Matt winced. He should have realized where the story was heading, but it didn’t matter. He was shocked every time he heard a story like that.
“These people,” Brody said. “They just don’t value life here the way we do.” He shook his head and went on. “Private Duffy, you know what collateral damage is, don’t you?”
Matt nodded. It was an army term for all the nonmilitary things that get destroyed by war—roads, factory buildings, sewage plants. Even livestock. It was also a euphemism the army used when one of its bombs ended up killing civilians.
“Well, that’s what we have here. A classic case of collateral damage.”
Matt mentally went over what he would say. He would explain about how he was pinned down. How, somehow, he was alone in the alley.
Brody cleared his throat. “We could spend a year trying to figure out what happened here. And it wouldn’t matter. Because it’s the insurgents who endanger
civilians. By operating in their midst.”
Matt just looked at him.
“We can’t go back to the Hikma sector to collect ballistics; it’s become too unstable in the past few days,” he said. “The witnesses, if there were any, have probably already been coached—or bribed or threatened. And the body won’t tell us anything: You look the same if you get killed by an enemy bullet or an American bullet.”
Matt cringed. He pictured the body bag he’d seen the other day and wondered, for the one hundredth time, what Ali’s body might have looked like.
Sometime during this speech, Brody had gone to sit down behind his desk. He tapped the on button on his computer and it whirred to life.
He stared at the screen for a moment or two, then looked up at Matt. “That will be all, Private,” he said. “Time to get back to the business we came here for.”
And, Matt realized sluggishly, that he was supposed to stand, salute, and leave.
But it wasn’t until he had left, until he’d traveled down the hall a few steps, that it sunk in that Brody had told him what had happened. Brody hadn’t asked him a single question.
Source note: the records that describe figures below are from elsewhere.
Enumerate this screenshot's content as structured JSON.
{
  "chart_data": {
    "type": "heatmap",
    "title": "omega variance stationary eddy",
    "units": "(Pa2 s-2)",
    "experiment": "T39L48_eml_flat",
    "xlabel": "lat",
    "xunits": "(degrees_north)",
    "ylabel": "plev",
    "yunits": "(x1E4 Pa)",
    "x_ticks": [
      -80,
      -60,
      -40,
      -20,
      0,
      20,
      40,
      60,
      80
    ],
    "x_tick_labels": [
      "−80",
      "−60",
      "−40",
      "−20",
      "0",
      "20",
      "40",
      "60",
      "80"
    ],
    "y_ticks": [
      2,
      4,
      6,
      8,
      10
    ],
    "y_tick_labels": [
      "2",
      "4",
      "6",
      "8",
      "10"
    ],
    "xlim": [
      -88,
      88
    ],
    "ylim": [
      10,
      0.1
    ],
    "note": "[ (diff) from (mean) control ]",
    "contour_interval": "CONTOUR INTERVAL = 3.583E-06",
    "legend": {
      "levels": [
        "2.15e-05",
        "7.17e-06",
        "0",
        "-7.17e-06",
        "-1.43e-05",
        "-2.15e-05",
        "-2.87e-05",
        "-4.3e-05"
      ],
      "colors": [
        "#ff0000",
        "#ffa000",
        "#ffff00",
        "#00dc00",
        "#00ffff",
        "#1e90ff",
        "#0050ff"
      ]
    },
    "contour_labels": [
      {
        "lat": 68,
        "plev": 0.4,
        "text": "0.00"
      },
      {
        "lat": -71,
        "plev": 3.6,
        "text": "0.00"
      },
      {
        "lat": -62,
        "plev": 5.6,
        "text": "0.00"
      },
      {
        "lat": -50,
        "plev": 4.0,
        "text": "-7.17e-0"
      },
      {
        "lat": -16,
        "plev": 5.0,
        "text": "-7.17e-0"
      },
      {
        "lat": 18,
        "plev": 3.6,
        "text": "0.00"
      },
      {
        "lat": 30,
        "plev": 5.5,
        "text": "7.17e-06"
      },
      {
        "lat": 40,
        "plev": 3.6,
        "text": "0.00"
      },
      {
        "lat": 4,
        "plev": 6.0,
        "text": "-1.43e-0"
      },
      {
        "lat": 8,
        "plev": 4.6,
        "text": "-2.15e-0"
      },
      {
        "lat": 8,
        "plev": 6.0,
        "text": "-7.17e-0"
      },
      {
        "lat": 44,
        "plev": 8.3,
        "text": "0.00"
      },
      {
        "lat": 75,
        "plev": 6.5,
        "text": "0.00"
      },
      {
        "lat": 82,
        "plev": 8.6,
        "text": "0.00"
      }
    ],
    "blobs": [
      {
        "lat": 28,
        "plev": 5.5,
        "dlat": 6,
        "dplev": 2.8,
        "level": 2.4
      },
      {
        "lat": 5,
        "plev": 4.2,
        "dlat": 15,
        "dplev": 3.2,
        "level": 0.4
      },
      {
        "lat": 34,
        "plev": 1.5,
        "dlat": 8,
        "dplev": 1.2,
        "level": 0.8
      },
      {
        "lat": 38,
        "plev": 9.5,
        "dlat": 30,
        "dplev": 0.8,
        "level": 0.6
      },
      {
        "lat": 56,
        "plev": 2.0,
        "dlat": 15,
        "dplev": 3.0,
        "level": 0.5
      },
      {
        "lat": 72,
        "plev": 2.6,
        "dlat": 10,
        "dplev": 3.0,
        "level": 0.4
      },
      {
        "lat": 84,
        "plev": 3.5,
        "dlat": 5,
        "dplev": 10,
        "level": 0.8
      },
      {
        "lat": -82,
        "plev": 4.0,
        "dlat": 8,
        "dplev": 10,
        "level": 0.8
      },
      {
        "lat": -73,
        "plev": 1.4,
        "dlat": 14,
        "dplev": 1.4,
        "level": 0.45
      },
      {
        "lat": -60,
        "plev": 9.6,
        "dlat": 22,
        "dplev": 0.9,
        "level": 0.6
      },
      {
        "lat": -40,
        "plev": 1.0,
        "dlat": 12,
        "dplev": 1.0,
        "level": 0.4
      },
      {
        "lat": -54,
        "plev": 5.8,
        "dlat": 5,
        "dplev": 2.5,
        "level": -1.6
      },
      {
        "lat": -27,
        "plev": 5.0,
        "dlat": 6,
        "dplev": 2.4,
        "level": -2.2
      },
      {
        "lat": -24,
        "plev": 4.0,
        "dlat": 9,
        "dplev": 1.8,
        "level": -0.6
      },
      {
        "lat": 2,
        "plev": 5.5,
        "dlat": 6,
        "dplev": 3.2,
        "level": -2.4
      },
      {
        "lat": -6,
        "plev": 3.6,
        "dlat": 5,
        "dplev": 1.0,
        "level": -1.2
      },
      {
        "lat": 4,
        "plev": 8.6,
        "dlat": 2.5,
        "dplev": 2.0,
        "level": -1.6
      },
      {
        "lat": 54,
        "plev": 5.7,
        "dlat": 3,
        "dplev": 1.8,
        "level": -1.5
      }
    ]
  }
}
MATT WANDERED A LITTLE FARTHER DOWN THE HALL, THEN stopped at a spot where several hallways met. He took in the labyrinth of halls, utterly lost.
A few yards down the hallway to his left, he saw a men’s room. He walked slowly toward it, stepped inside, and considered what to do next. He closed the seat on one of the toilets, sat down, and leaned his head back against the cool marble wall.
His eyes closed, he tried to understand what had just happened. What had Brody said about Matt’s memory? That his recollection of the chain of events “would not be considered reliable”? Is that why he hadn’t asked Matt any questions? So where did he get all the other information? From Justin?
Brody had called Ali an enemy sympathizer. But that’s what they always said when a civilian got killed.
He’d also said there was a shortage of officers that day. Classic cover-your-ass language intended to keep any blame off the higher-ups.